O calor cada vez mais excessivo nos meses do estio é a causa deste ódio do alfaiate Iñigo Larraona à terra ancestral. Nos sonhos – se sonhar pode dizer-se do desconcerto de imagens e de pessoas na sua cabeça durante a noite – caminha amiúde por inóspitos carreiros de pedra calcária, sempre descalço, com a planta dos pés e a garganta num ardor igual, violento, de maceração e agonia. As cabras deambulam debaixo do sol em busca de uma sombra ou de arbustos que lhes matem a sede.

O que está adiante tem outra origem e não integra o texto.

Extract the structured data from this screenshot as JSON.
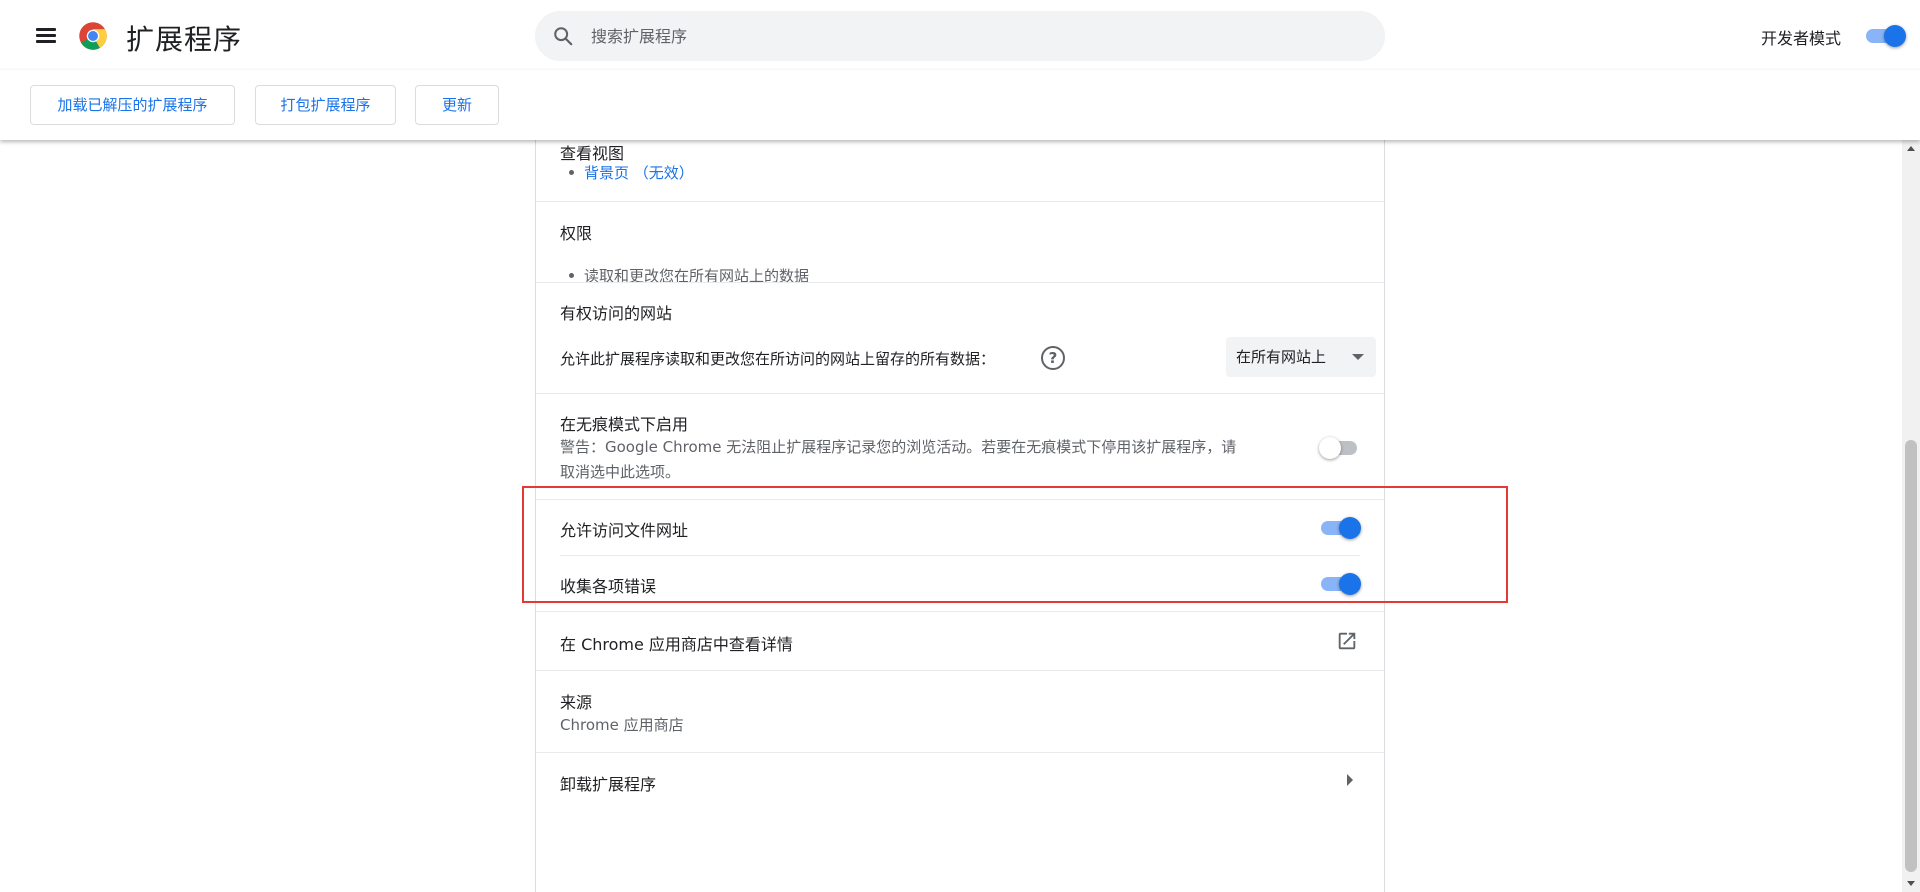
{
  "header": {
    "app_title": "扩展程序",
    "search_placeholder": "搜索扩展程序",
    "dev_mode_label": "开发者模式",
    "dev_mode_on": true
  },
  "toolbar": {
    "load_unpacked": "加载已解压的扩展程序",
    "pack": "打包扩展程序",
    "update": "更新"
  },
  "details": {
    "views": {
      "title": "查看视图",
      "items": [
        "背景页 （无效）"
      ]
    },
    "permissions": {
      "title": "权限",
      "items": [
        "读取和更改您在所有网站上的数据"
      ]
    },
    "site_access": {
      "title": "有权访问的网站",
      "description": "允许此扩展程序读取和更改您在所访问的网站上留存的所有数据：",
      "selected": "在所有网站上"
    },
    "incognito": {
      "title": "在无痕模式下启用",
      "warning_line1": "警告：Google Chrome 无法阻止扩展程序记录您的浏览活动。若要在无痕模式下停用该扩展程序，请",
      "warning_line2": "取消选中此选项。",
      "enabled": false
    },
    "file_urls": {
      "title": "允许访问文件网址",
      "enabled": true
    },
    "collect_errors": {
      "title": "收集各项错误",
      "enabled": true
    },
    "webstore": {
      "title": "在 Chrome 应用商店中查看详情"
    },
    "source": {
      "title": "来源",
      "value": "Chrome 应用商店"
    },
    "remove": {
      "title": "卸载扩展程序"
    }
  },
  "colors": {
    "accent": "#1a73e8",
    "toggle_track_on": "#8ab4f8",
    "highlight": "#e53935"
  }
}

Iñigo conhece um sítio onde a água pode ser encontrada, água leve e límpida como toda a água boa. Fica para lá do pinheiro manso solitário, numa das encostas da colina que tem de subir a muito custo. Há um opérculo de madeira, meio escondido pelo giestal, que tem de remover. Depois há uma corda que puxa e que traz do fundo um pequeno pote de barro. Pode então saciar-se.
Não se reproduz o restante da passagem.